ORAÇÕES POPULARES ALENTEJANAS
Um tipo de oração popular é a encomendação (recomendação) que se faz a Jesus, à Virgem Maria ou a um Santo, para eles livrarem o encomendante de qualquer bicho ou pessoa que lhe queira fazer mal, assim como de qualquer influência maléfica ou demoníaca que o possam afectar. Vejamos uma “Encomendação a Santo António”:

“Santo António se levantou,
Caminho e carreira andou,
Nossa Senhora encontrou,
Ela lhe perguntou:
- Aonde vais, António?
- À vossa Santa busca vou.
- Pois tu, António, irás
E na terra ficarás,
O meu corpo me guardarás
De mau lobo e de má loba,
De mau cão e de má cadela,
De mau homem e de má mulher
E de tudo mau que houver,
Que eu nunca tenha perca
Nem dano nem prejuízo algum.
Em louvor da Virgem Maria
Um Padre Nosso e uma Ave Maria.” [5]

Um outro tipo de oração popular é o responso, entendido como uma oração a um Santo, visando o aparecimento de coisas desaparecidas ou que não ocorram males que se temem. Vejamos um “Responso de Santo António”:

“Santo António se levantou,
seu sapatinho calçou,
seu bordãozinho pegou,
seu caminho caminhou,
Jesus Cristo encontrou.
Jesus Cristo lhe perguntou:
- Onde vais, Beato António?
- Senhor, convosco vou.
- Comigo não virás,
na terra ficarás
guardando o que está perdido,
que à mão do dono seja restituído.
Em nome de Deus e da Virgem Maria
Pai-Nosso e Ave-Maria.” [1]

Este responso reza-se três vezes, depois das quais, as coisas desaparecidas, aparecem.

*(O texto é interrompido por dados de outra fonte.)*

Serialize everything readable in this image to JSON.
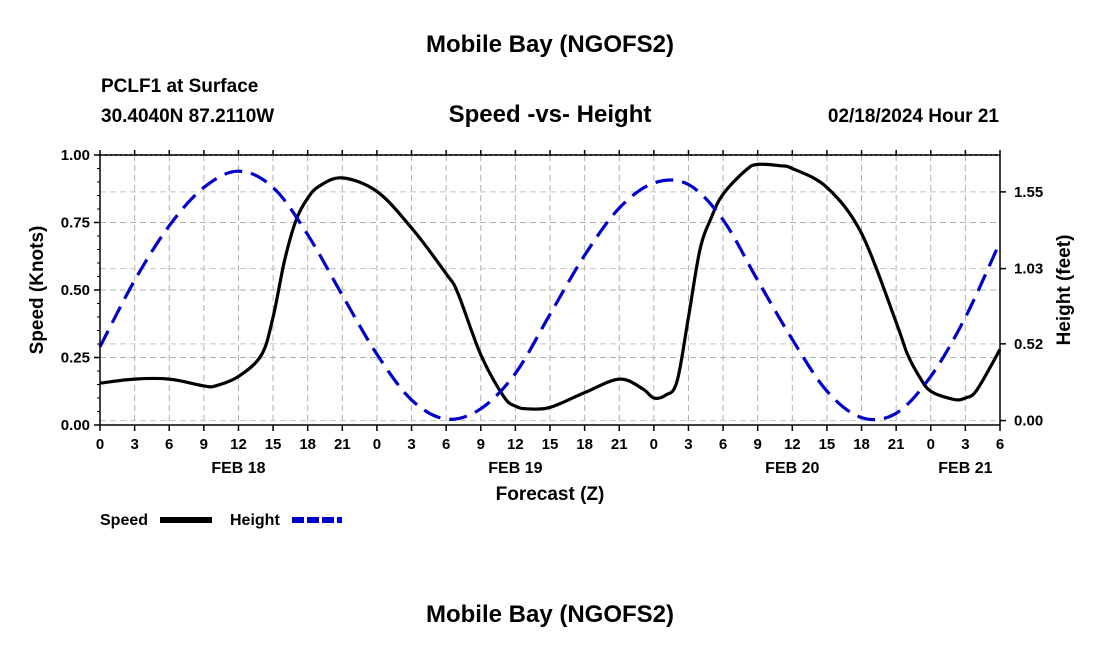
{
  "header": {
    "title_top": "Mobile Bay (NGOFS2)",
    "station": "PCLF1 at Surface",
    "location": "30.4040N  87.2110W",
    "plot_title": "Speed -vs- Height",
    "datetime": "02/18/2024 Hour 21",
    "title_bottom": "Mobile Bay (NGOFS2)"
  },
  "chart_data": {
    "type": "line",
    "title": "Speed -vs- Height",
    "xlabel": "Forecast (Z)",
    "ylabel_left": "Speed (Knots)",
    "ylabel_right": "Height (feet)",
    "x_unit": "hours since FEB 18 00Z",
    "x_range": [
      0,
      78
    ],
    "x_ticks": [
      0,
      3,
      6,
      9,
      12,
      15,
      18,
      21,
      24,
      27,
      30,
      33,
      36,
      39,
      42,
      45,
      48,
      51,
      54,
      57,
      60,
      63,
      66,
      69,
      72,
      75,
      78
    ],
    "x_tick_labels": [
      "0",
      "3",
      "6",
      "9",
      "12",
      "15",
      "18",
      "21",
      "0",
      "3",
      "6",
      "9",
      "12",
      "15",
      "18",
      "21",
      "0",
      "3",
      "6",
      "9",
      "12",
      "15",
      "18",
      "21",
      "0",
      "3",
      "6"
    ],
    "date_labels": [
      {
        "label": "FEB 18",
        "x": 12
      },
      {
        "label": "FEB 19",
        "x": 36
      },
      {
        "label": "FEB 20",
        "x": 60
      },
      {
        "label": "FEB 21",
        "x": 75
      }
    ],
    "y_left_range": [
      0,
      1
    ],
    "y_left_ticks": [
      0,
      0.25,
      0.5,
      0.75,
      1
    ],
    "y_left_tick_labels": [
      "0.00",
      "0.25",
      "0.50",
      "0.75",
      "1.00"
    ],
    "y_right_range": [
      -0.03,
      1.8
    ],
    "y_right_ticks": [
      0,
      0.52,
      1.03,
      1.55
    ],
    "y_right_tick_labels": [
      "0.00",
      "0.52",
      "1.03",
      "1.55"
    ],
    "grid": true,
    "series": [
      {
        "name": "Speed",
        "axis": "left",
        "color": "#000000",
        "style": "solid",
        "x": [
          0,
          3,
          6,
          9,
          10,
          12,
          14,
          15,
          16,
          17,
          18,
          19,
          21,
          24,
          27,
          30,
          31,
          33,
          35,
          36,
          37,
          39,
          42,
          45,
          47,
          48,
          49,
          50,
          51,
          52,
          53,
          54,
          56,
          57,
          59,
          60,
          63,
          66,
          69,
          70,
          71,
          72,
          74,
          75,
          76,
          78
        ],
        "y": [
          0.155,
          0.17,
          0.17,
          0.145,
          0.145,
          0.18,
          0.26,
          0.4,
          0.61,
          0.76,
          0.84,
          0.885,
          0.915,
          0.865,
          0.73,
          0.56,
          0.49,
          0.26,
          0.105,
          0.07,
          0.06,
          0.065,
          0.12,
          0.17,
          0.135,
          0.1,
          0.11,
          0.16,
          0.4,
          0.65,
          0.77,
          0.855,
          0.945,
          0.965,
          0.96,
          0.95,
          0.88,
          0.71,
          0.38,
          0.26,
          0.18,
          0.125,
          0.095,
          0.1,
          0.13,
          0.28
        ]
      },
      {
        "name": "Height",
        "axis": "right",
        "color": "#0000cc",
        "style": "dashed",
        "x": [
          0,
          3,
          6,
          9,
          12,
          15,
          18,
          21,
          24,
          27,
          30,
          33,
          36,
          39,
          42,
          45,
          48,
          51,
          54,
          57,
          60,
          63,
          66,
          69,
          72,
          75,
          78
        ],
        "y": [
          0.5,
          0.95,
          1.32,
          1.58,
          1.69,
          1.58,
          1.26,
          0.85,
          0.45,
          0.14,
          0.01,
          0.08,
          0.32,
          0.72,
          1.12,
          1.44,
          1.61,
          1.6,
          1.36,
          0.95,
          0.55,
          0.2,
          0.02,
          0.05,
          0.3,
          0.7,
          1.21
        ]
      }
    ],
    "legend": [
      {
        "label": "Speed",
        "color": "#000000",
        "style": "solid"
      },
      {
        "label": "Height",
        "color": "#0000cc",
        "style": "dashed"
      }
    ]
  }
}
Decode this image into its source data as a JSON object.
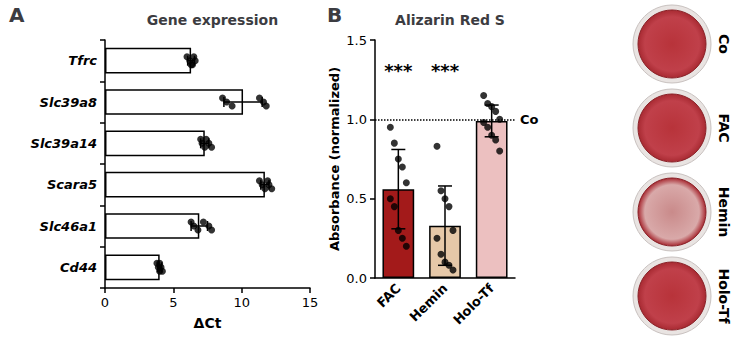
{
  "chart_data": [
    {
      "type": "bar",
      "panel": "A",
      "title": "Gene expression",
      "orientation": "horizontal",
      "categories": [
        "Tfrc",
        "Slc39a8",
        "Slc39a14",
        "Scara5",
        "Slc46a1",
        "Cd44"
      ],
      "values": [
        6.3,
        10.1,
        7.3,
        11.7,
        6.9,
        4.0
      ],
      "errors": [
        0.25,
        1.4,
        0.3,
        0.3,
        0.6,
        0.15
      ],
      "points": [
        [
          6.0,
          6.2,
          6.4,
          6.5,
          6.6,
          6.3
        ],
        [
          8.6,
          8.9,
          9.3,
          11.3,
          11.6,
          11.8
        ],
        [
          7.0,
          7.1,
          7.3,
          7.4,
          7.6,
          7.8
        ],
        [
          11.3,
          11.5,
          11.7,
          11.9,
          12.0,
          12.2
        ],
        [
          6.3,
          6.5,
          6.8,
          7.2,
          7.6,
          7.8
        ],
        [
          3.8,
          3.9,
          4.0,
          4.0,
          4.1,
          4.2
        ]
      ],
      "color": "#ffffff",
      "x_label": "ΔCt",
      "xlim": [
        0,
        15
      ],
      "xticks": [
        0,
        5,
        10,
        15
      ],
      "grid": false
    },
    {
      "type": "bar",
      "panel": "B",
      "title": "Alizarin Red S",
      "categories": [
        "FAC",
        "Hemin",
        "Holo-Tf"
      ],
      "values": [
        0.56,
        0.33,
        0.99
      ],
      "errors": [
        0.25,
        0.25,
        0.1
      ],
      "points": [
        [
          0.95,
          0.85,
          0.75,
          0.7,
          0.6,
          0.5,
          0.45,
          0.3,
          0.25,
          0.2
        ],
        [
          0.83,
          0.55,
          0.5,
          0.45,
          0.3,
          0.25,
          0.15,
          0.1,
          0.08,
          0.05
        ],
        [
          1.15,
          1.1,
          1.08,
          1.05,
          1.0,
          0.98,
          0.95,
          0.9,
          0.87,
          0.8
        ]
      ],
      "colors": [
        "#a31a1a",
        "#e6c8a8",
        "#ecc0c0"
      ],
      "y_label": "Absorbance (normalized)",
      "ylim": [
        0,
        1.5
      ],
      "yticks": [
        {
          "value": 0,
          "label": "0.0"
        },
        {
          "value": 0.5,
          "label": "0.5"
        },
        {
          "value": 1.0,
          "label": "1.0"
        },
        {
          "value": 1.5,
          "label": "1.5"
        }
      ],
      "reference_line": {
        "value": 1.0,
        "label": "Co"
      },
      "annotations": [
        {
          "category": "FAC",
          "text": "***"
        },
        {
          "category": "Hemin",
          "text": "***"
        }
      ],
      "well_images": [
        "Co",
        "FAC",
        "Hemin",
        "Holo-Tf"
      ],
      "grid": false
    }
  ]
}
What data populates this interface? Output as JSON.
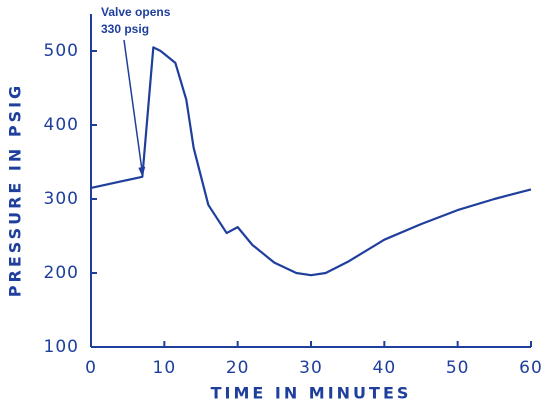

CANCIONEIRO POPULAR ALENTEJANO
O Povo não esquece a data festiva do Santo António:

“A treze do mês de Junho
Santo António se demove,
S. João a vinte e quatro,
e S. Pedro a vinte e nove.“ [6]

Pelo Santo António, S. Pedro e S. João é cantada a seguinte cantiga popular:

“Santo António, S. Pedro e S. João,
Santinhos padroeiros,
Do meu terno coração.
Olhai por mim,
Protegei-me, dai-me sorte,
Que eu serei vossa devota
Quer na vida quer na morte.” (Évora) [3]

O Povo considera que Santo António pertence a uma admirável geração:

“S. Francisco é meu primo,
Santo António é meu irmão,
Os anjos são meus parentes,
Ai que linda geração!” (Beja) [4]

Tem-no, naturalmente, na mais elevada estima:

“Ailé,
Senhor Santo António,
É o melhor cravo
Do meu oratório.“ [6]

O Santo é invocado para guardar olivais:

“Santo António de Lisboa,
Guardador dos olivais,
Guarda lá minha azeitona
Do biquinho dos pardais.“ [6]

Igualmente é invocado para guardar amores fugitivos:

“Santo António de Lisboa,
Guardador dos olivais,
Guardai-o meu lindo amor,
Que cada vez foge mais.“ [6]

Santo António é casamenteiro. Por isso, ele ou ela imploram:

“Ó meu amor, pede a Deus,
E eu peço a Santo António
Que nos deixe juntar ambos
No livro do matrimónio.“ (Alcáçovas) [4]

O homem confessa o objecto da sua fé:

“O sol bate de chapa,
Faz a maçã coradinha;
Tenho fé em Santo António
Que inda hás-de vir a ser minha.“ (Odemira) [4]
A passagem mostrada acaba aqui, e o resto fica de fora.